The interior ministry said in a statement “law enforcement agencies have taken 121 people under preventive detention as of” Thursday. Provincial governments had taken over the management and administration of 182 seminaries, 34 schools and colleges, 163 dispensaries, 184 ambulances, five hospitals and eight offices, it said.
“The operation against proscribed organisations is an ongoing process and continues under National Action Plan (NAP) 2014. Interior ministry is actively working in coordination with provincial governments and law enforcing agencies,” the statement said.
A meeting of Corps Commanders chaired on Thursday by Pakistan Army chief Gen Qamar Bajwa discussed the crackdown. Bajwa called for a “continued state of vigilance and alertness so as to be prepared for response to any threat”, a military statement said. He called for further efforts to “accelerate implementation of NAP while rendering full assistance to other state institutions”.
On Tuesday, minister of state for interior Shehryar Afridi said 44 members of banned groups had been detained, including JeM chief Masood Azhar’s brother Abdul Rauf Asghar and son Hammad Azhar. There has been no official word on the status of Azhar, though foreign minister Shah Mahmood Qureshi has confirmed he is in Pakistan.
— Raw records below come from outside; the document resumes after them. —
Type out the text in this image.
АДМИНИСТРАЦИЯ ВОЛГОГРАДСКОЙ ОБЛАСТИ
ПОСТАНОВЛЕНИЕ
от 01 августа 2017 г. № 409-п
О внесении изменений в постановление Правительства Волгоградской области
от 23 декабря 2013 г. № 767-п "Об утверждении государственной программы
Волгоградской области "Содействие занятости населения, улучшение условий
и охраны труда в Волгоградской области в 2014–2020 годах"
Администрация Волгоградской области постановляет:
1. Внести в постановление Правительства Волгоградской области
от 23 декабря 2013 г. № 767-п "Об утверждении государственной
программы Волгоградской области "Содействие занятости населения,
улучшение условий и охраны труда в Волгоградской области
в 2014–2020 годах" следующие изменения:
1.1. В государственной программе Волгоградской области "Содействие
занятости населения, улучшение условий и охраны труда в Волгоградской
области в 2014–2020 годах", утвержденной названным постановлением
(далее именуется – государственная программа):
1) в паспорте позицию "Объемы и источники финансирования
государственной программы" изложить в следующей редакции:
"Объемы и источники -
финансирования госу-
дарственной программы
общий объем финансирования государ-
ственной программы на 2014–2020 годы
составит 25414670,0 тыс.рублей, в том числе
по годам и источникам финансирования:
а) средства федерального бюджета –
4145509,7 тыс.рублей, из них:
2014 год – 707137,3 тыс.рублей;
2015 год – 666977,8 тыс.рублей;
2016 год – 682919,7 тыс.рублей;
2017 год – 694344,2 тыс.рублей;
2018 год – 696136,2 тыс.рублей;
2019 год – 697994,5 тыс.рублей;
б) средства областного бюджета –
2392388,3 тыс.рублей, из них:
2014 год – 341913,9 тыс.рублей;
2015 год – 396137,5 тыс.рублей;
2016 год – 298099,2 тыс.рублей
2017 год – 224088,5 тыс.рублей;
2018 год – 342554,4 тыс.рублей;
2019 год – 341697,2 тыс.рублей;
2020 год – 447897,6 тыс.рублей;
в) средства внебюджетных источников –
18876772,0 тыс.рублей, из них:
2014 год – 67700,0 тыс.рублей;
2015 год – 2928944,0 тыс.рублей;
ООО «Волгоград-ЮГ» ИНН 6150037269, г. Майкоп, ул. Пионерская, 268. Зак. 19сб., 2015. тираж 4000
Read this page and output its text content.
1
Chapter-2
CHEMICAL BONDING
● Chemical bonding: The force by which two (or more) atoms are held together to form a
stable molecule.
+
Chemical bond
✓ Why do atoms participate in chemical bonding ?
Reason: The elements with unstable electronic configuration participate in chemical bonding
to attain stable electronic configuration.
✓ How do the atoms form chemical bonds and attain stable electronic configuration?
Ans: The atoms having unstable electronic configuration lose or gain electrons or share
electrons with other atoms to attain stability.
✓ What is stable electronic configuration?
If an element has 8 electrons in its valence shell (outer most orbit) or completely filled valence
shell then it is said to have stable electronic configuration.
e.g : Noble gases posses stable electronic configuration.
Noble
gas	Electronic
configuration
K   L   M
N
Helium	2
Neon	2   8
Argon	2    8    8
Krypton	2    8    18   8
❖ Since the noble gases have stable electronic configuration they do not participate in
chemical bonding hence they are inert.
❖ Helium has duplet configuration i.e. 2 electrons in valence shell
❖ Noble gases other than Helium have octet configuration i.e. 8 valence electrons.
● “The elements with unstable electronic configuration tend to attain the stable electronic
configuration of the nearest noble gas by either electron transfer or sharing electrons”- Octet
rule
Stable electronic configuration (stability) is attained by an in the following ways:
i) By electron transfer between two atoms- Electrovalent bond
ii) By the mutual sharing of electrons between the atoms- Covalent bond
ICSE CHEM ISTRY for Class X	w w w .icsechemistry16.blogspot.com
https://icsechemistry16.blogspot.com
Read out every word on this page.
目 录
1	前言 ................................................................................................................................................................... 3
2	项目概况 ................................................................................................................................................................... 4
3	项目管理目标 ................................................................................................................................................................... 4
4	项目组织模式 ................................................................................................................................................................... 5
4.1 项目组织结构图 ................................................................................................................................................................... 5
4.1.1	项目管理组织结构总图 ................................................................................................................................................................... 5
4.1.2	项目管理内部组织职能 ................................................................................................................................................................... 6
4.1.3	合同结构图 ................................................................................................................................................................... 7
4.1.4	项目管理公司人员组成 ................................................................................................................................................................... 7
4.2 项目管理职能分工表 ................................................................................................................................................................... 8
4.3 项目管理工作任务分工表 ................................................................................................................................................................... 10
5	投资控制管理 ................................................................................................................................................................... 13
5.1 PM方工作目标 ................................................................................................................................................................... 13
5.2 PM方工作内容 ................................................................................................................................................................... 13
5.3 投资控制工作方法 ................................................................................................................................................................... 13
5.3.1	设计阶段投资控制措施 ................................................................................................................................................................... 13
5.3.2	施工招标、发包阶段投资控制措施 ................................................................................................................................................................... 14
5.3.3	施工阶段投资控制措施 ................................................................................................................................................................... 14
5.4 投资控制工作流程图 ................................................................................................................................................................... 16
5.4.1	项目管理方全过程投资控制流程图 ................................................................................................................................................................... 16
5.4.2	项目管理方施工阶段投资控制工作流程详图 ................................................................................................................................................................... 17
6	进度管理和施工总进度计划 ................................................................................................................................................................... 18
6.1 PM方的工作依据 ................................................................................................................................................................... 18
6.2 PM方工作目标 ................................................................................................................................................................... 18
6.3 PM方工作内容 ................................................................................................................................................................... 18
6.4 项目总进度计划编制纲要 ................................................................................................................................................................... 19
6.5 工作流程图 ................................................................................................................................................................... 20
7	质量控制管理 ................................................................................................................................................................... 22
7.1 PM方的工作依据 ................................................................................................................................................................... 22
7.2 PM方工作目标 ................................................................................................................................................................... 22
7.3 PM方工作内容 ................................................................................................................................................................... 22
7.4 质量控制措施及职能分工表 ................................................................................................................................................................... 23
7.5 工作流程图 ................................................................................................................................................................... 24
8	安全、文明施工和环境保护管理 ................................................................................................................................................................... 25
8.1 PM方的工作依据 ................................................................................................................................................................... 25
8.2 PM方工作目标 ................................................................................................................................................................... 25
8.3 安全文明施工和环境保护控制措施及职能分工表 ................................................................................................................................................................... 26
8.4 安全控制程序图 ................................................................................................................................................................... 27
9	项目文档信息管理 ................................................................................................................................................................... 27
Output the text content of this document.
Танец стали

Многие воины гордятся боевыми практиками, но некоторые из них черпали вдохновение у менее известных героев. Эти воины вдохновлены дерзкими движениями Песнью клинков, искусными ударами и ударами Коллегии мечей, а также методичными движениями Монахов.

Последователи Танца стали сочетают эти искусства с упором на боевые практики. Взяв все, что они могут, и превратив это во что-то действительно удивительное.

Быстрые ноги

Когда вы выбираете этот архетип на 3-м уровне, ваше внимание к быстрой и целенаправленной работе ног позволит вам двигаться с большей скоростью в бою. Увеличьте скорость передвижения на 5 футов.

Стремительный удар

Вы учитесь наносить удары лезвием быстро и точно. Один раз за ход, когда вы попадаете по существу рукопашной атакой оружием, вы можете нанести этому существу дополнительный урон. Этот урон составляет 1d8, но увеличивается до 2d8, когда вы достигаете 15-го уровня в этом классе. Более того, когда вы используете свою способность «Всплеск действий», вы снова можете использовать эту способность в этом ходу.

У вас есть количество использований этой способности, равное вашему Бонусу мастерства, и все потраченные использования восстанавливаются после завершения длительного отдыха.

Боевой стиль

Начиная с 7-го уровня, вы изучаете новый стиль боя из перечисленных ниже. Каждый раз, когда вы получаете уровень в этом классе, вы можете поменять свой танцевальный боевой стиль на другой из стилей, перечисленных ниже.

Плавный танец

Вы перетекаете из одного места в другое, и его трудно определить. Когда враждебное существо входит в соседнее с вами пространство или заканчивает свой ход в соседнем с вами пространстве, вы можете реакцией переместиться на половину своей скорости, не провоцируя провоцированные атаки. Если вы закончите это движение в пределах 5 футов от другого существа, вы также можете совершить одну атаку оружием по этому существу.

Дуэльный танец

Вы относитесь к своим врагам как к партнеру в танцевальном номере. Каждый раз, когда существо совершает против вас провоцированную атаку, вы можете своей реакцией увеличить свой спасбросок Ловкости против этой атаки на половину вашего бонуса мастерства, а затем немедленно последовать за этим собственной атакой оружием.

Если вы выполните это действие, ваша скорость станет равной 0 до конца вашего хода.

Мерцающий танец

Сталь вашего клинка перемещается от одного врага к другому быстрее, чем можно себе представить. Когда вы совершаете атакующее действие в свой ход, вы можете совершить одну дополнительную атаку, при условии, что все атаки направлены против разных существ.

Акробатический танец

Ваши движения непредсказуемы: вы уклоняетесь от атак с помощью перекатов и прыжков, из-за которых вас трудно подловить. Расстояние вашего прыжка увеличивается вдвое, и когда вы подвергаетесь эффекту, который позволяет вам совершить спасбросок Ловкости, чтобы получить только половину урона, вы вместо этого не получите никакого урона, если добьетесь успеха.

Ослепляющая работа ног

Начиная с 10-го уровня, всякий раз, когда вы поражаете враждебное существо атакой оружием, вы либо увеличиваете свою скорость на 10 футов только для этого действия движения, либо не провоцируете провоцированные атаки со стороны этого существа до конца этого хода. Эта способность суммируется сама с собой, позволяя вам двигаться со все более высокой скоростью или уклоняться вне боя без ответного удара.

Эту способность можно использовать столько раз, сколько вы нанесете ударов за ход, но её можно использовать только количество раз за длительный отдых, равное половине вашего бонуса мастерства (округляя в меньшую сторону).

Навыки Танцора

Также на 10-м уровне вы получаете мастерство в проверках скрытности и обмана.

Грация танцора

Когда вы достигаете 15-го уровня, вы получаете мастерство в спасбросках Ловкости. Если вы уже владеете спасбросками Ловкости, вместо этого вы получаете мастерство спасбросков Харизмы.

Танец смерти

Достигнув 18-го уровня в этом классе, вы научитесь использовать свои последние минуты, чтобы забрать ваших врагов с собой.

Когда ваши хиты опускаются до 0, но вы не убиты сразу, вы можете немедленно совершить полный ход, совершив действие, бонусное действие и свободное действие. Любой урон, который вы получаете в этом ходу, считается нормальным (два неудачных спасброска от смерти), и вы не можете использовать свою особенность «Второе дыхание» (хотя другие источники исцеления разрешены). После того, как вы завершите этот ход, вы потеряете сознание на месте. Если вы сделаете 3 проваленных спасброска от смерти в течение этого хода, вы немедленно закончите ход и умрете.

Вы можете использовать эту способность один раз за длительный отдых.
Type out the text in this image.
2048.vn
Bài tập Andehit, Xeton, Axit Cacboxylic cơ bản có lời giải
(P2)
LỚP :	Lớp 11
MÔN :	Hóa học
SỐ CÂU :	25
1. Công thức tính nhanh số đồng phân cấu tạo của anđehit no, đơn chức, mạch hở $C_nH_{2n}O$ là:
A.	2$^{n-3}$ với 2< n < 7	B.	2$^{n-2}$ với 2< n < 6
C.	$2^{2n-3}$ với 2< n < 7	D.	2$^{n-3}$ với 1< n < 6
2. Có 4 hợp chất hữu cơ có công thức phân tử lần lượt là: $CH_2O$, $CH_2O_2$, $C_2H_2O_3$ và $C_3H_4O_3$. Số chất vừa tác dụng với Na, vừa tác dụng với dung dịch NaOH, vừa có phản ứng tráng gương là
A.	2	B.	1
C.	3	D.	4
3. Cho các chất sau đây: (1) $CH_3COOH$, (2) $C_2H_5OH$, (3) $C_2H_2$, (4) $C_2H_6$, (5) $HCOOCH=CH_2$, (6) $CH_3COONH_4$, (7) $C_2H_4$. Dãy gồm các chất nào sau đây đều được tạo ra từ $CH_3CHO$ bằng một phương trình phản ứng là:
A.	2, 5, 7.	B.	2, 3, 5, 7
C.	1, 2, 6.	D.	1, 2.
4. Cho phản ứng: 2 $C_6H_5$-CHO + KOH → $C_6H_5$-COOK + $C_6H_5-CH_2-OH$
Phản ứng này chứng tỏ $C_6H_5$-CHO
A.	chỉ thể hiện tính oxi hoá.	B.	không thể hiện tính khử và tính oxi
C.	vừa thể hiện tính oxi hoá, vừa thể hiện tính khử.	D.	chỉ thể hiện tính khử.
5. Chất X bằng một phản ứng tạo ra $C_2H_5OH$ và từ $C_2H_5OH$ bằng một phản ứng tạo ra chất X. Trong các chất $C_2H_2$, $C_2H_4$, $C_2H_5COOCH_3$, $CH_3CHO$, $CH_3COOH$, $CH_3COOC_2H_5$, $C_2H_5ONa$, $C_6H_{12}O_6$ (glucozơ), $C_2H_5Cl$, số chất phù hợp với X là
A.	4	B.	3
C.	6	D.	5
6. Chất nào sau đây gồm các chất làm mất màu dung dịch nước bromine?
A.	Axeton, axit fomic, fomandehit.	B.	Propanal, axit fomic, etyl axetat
Media reports said the crackdown was largely focused on JuD and Falah-e-Insaniyat Foundation, both fronts of Lashkar-e-Taiba. Both groups were banned by Pakistan on Tuesday.
The reports said provincial governments had taken over scores of JuD and FIF facilities in Islamabad, Rawalpindi, Faisalabad, Peshawar, Karachi and Quetta. Punjab province has formed special police teams to work with security agencies for the drive, the reports added.
The Auqaf department posted administrators at the facilities and imams of mosques were removed and replaced with other clerics. Officials said the staff of other facilities will be retained only if they are cleared by security agencies. Authorities replaced signboards of JuD and FIF with those of district administrations. “Now all these institutions would be running under the district administration,” a senior official said.
Indian officials said they were monitoring the crackdown in line with a decision to work with the world community to maintain pressure on Pakistan to deliver on its international counter-terrorism commitments. They continued to be sceptical of the action taken so far, saying it appeared to be a repeat of the crackdowns seen after the 2008 Mumbai attacks and the 2016 terror strike on Pathankot airbase.
Prime Minister Imran Khan has said tensions with India had reduced and the threat of war had been eliminated. The meeting of Corps Commanders said the military is determined to defend Pakistan “against any misadventure or aggression”.